O recurso é regular, tempestivo, e comporta conhecimento.

Inicialmente, consigno que a Resolução TSE n. 23.463/15 é inaplicável ao feito, pois essa norma regulamenta apenas as prestações de contas da campanha eleitoral de 2017, enquanto o presente processo trata da contabilidade anual do partido, no exercício financeiro de 2017, regida pela Resolução TSE n. 23.464/15.

No mérito, as contas foram desaprovadas em virtude do recebimento de contribuição partidária de R$ 2.250,00, procedente de ocupante do cargo de diretor-geral junto ao Tribunal de Justiça Militar, considerado, portanto, fonte vedada de arrecadação para partidos políticos.

De fato, assiste razão à juíza a quo ao considerar o recurso irregular, pois o art. 12, inc. IV e seu § 1º, da Resolução TSE n. 23.464/15 preveem a proibição do recebimento de valores provenientes de autoridades públicas, assim consideradas aquelas que exerçam cargos de chefia ou direção na administração pública direta ou indireta.

Entretanto, observa-se que as contribuições foram repassadas ao partido entre janeiro e novembro de 2017 por pessoa filiada à agremiação e ocupante de cargo de direção junto ao TJM/RS (fls. 27 e 152). Duas parcelas, no valor de R$ 250,00 cada, efetivadas em 1°.11.2017 e 29.11.2017, estão abrangidas pelas disposições da Lei n. 13.488/17.

A Lei n. 13.488/17 entrou em vigor no dia 06.10.2017, revogando a vedação absoluta às doações advindas de autoridades públicas ao incluir o inc. V no art. 31 da Lei n. 9.096/95, com a seguinte redação:

Art. 31. É vedado ao partido receber, direta ou indiretamente, sob qualquer forma ou pretexto, contribuição ou auxílio pecuniário ou estimável em dinheiro, inclusive através de publicidade de qualquer espécie, procedente de:

(…).

V - pessoas físicas que exerçam função ou cargo público de livre nomeação e exoneração, ou cargo ou emprego público temporário, ressalvados os filiados a partido político. (Incluído pela Lei nº 13.488, de 2017)

Dessarte, em relação ao exercício financeiro em exame, há um duplo tratamento jurídico das doações de pessoas físicas exercentes de cargos de chefia e direção na administração pública, em decorrência da sucessão legislativa.

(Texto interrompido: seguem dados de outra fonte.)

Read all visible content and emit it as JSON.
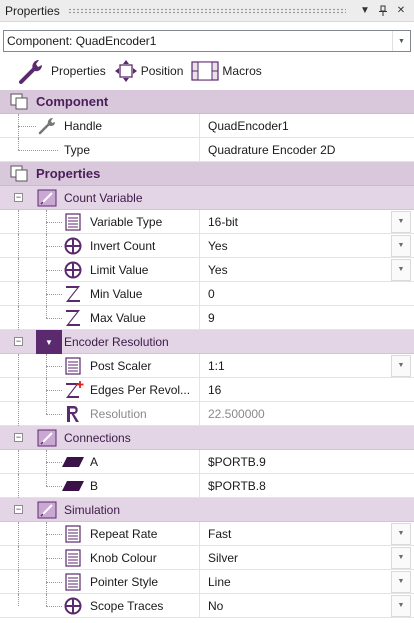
{
  "window": {
    "title": "Properties"
  },
  "component_select": {
    "value": "Component: QuadEncoder1"
  },
  "toolbar": {
    "properties_label": "Properties",
    "position_label": "Position",
    "macros_label": "Macros"
  },
  "sections": {
    "component": {
      "title": "Component",
      "rows": [
        {
          "label": "Handle",
          "value": "QuadEncoder1"
        },
        {
          "label": "Type",
          "value": "Quadrature Encoder 2D"
        }
      ]
    },
    "properties": {
      "title": "Properties",
      "count_variable": {
        "title": "Count Variable",
        "rows": [
          {
            "label": "Variable Type",
            "value": "16-bit"
          },
          {
            "label": "Invert Count",
            "value": "Yes"
          },
          {
            "label": "Limit Value",
            "value": "Yes"
          },
          {
            "label": "Min Value",
            "value": "0"
          },
          {
            "label": "Max Value",
            "value": "9"
          }
        ]
      },
      "encoder_resolution": {
        "title": "Encoder Resolution",
        "rows": [
          {
            "label": "Post Scaler",
            "value": "1:1"
          },
          {
            "label": "Edges Per Revol...",
            "value": "16"
          },
          {
            "label": "Resolution",
            "value": "22.500000"
          }
        ]
      },
      "connections": {
        "title": "Connections",
        "rows": [
          {
            "label": "A",
            "value": "$PORTB.9"
          },
          {
            "label": "B",
            "value": "$PORTB.8"
          }
        ]
      },
      "simulation": {
        "title": "Simulation",
        "rows": [
          {
            "label": "Repeat Rate",
            "value": "Fast"
          },
          {
            "label": "Knob Colour",
            "value": "Silver"
          },
          {
            "label": "Pointer Style",
            "value": "Line"
          },
          {
            "label": "Scope Traces",
            "value": "No"
          }
        ]
      }
    }
  },
  "colors": {
    "category_bg": "#d9c8dc",
    "subcategory_bg": "#e3d5e5",
    "accent": "#5b2a6e"
  }
}
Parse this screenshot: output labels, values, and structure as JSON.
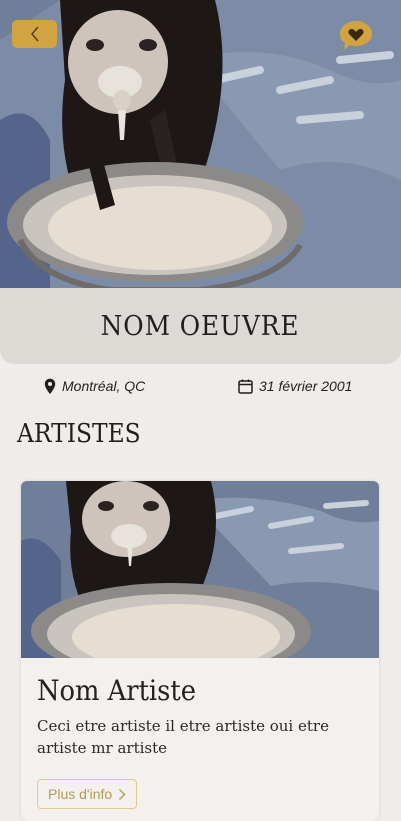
{
  "hero": {
    "image_alt": "Chaton buvant du lait"
  },
  "header": {
    "back_icon": "chevron-left-icon",
    "favorite_icon": "heart-bubble-icon",
    "accent_color": "#d2a441"
  },
  "artwork": {
    "title": "NOM OEUVRE",
    "location": "Montréal, QC",
    "date": "31 février 2001",
    "location_icon": "map-pin-icon",
    "date_icon": "calendar-icon"
  },
  "artists_section": {
    "heading": "ARTISTES",
    "cards": [
      {
        "name": "Nom Artiste",
        "description": "Ceci etre artiste il etre artiste oui etre artiste mr artiste",
        "button_label": "Plus d'info"
      }
    ]
  }
}
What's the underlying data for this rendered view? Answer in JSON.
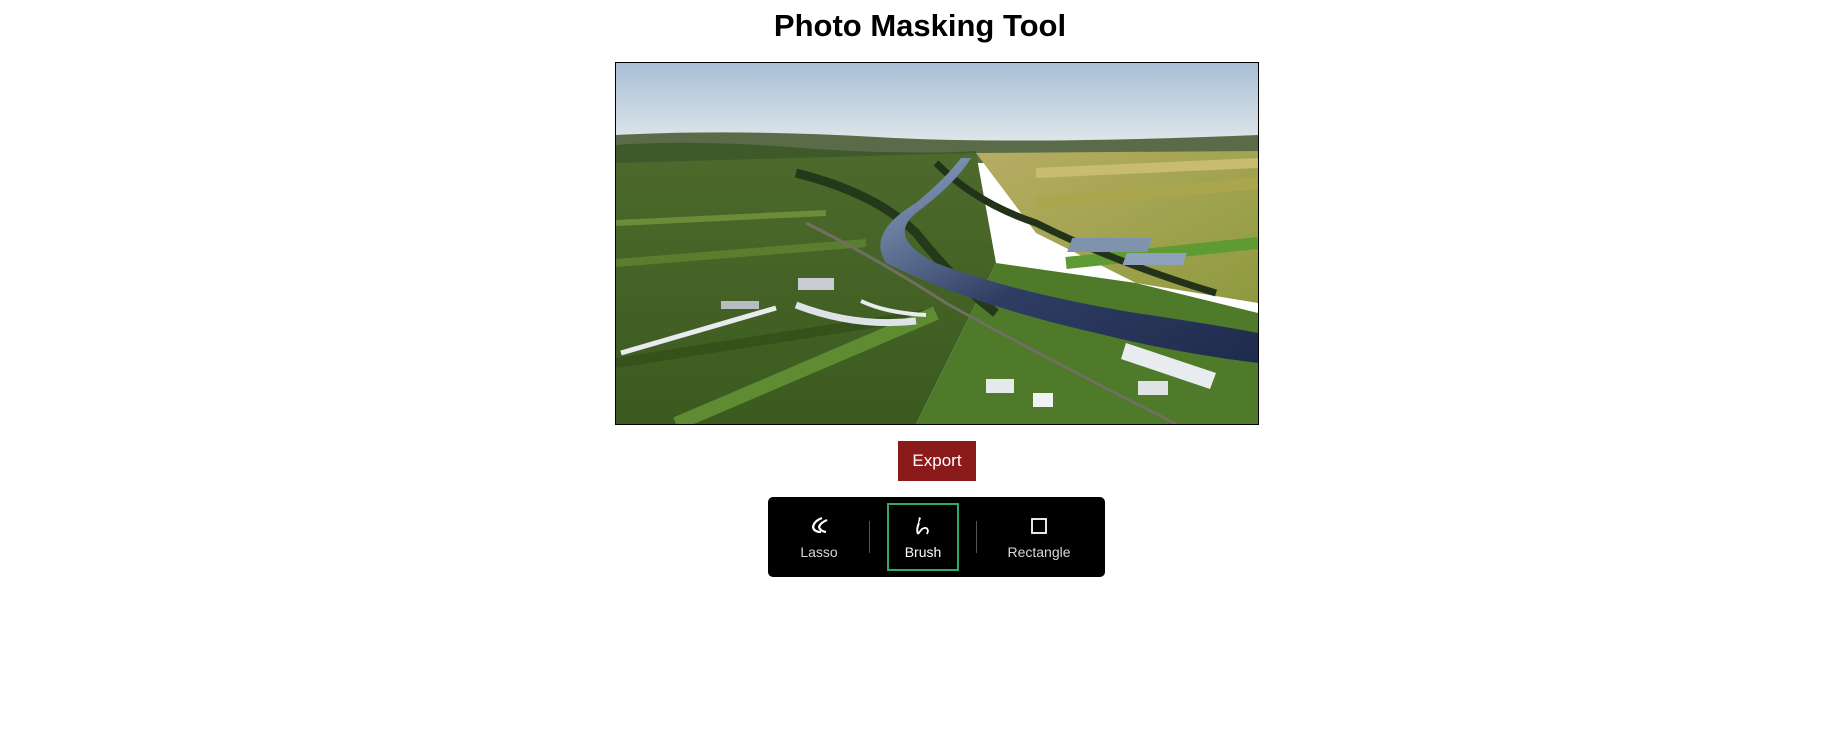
{
  "page": {
    "title": "Photo Masking Tool"
  },
  "image": {
    "description_icon": "landscape-photo"
  },
  "actions": {
    "export_label": "Export"
  },
  "toolbar": {
    "tools": [
      {
        "label": "Lasso",
        "icon": "lasso-icon",
        "selected": false
      },
      {
        "label": "Brush",
        "icon": "brush-icon",
        "selected": true
      },
      {
        "label": "Rectangle",
        "icon": "rectangle-icon",
        "selected": false
      }
    ]
  },
  "colors": {
    "export_bg": "#8b1a1a",
    "toolbar_bg": "#000000",
    "selected_outline": "#2eaa6e"
  }
}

Relativamente às contribuições anteriores ao dia 06.10.2017, deve ser observada a redação original do art. 31 da Lei dos Partidos Políticos, bem como as prescrições do art. 12, inc. IV e § 1º, da Resolução TSE n. 23.464/15, que vedavam as colaborações, ainda que provenientes de filiados a partidos políticos.

Contudo, se realizadas a partir de 06.10.2017, cumpre aplicar o art. 31, inc. V, da Lei n. 9.096/95 em sua nova redação, que ressalva a licitude dos auxílios pecuniários quando advindos de filiados a partidos políticos. Com esse entendimento, os seguintes precedentes deste TRE:

RECURSO ELEITORAL. PRESTAÇÃO DE CONTAS. PARTIDO POLÍTICO. EXERCÍCIO FINANCEIRO DE 2017. DESAPROVAÇÃO. AFASTADA A PRELIMINAR DE ARGUIÇÃO DE INCONSTITUCIONALIDADE. MÉRITO. RECURSOS ADVINDOS DE FONTES VEDADAS. AUTORIDADES. IRREGULARIDADES QUE SOMAM O PERCENTUAL DE 9,86% DAS RECEITAS AUFERIDAS PELA GREI NO EXERCÍCIO FINANCEIRO EM ANÁLISE, POSSIBILITANDO O JUÍZO DE APROVAÇÃO DAS CONTAS COM RESSALVAS. REDUÇÃO DO VALOR A SER RECOLHIDO AO TESOURO NACIONAL. AFASTADAS AS PENALIDADES DE SUSPENSÃO DO REPASSE DE QUOTAS DO FUNDO PARTIDÁRIO E DE MULTA. PARCIAL PROVIMENTO.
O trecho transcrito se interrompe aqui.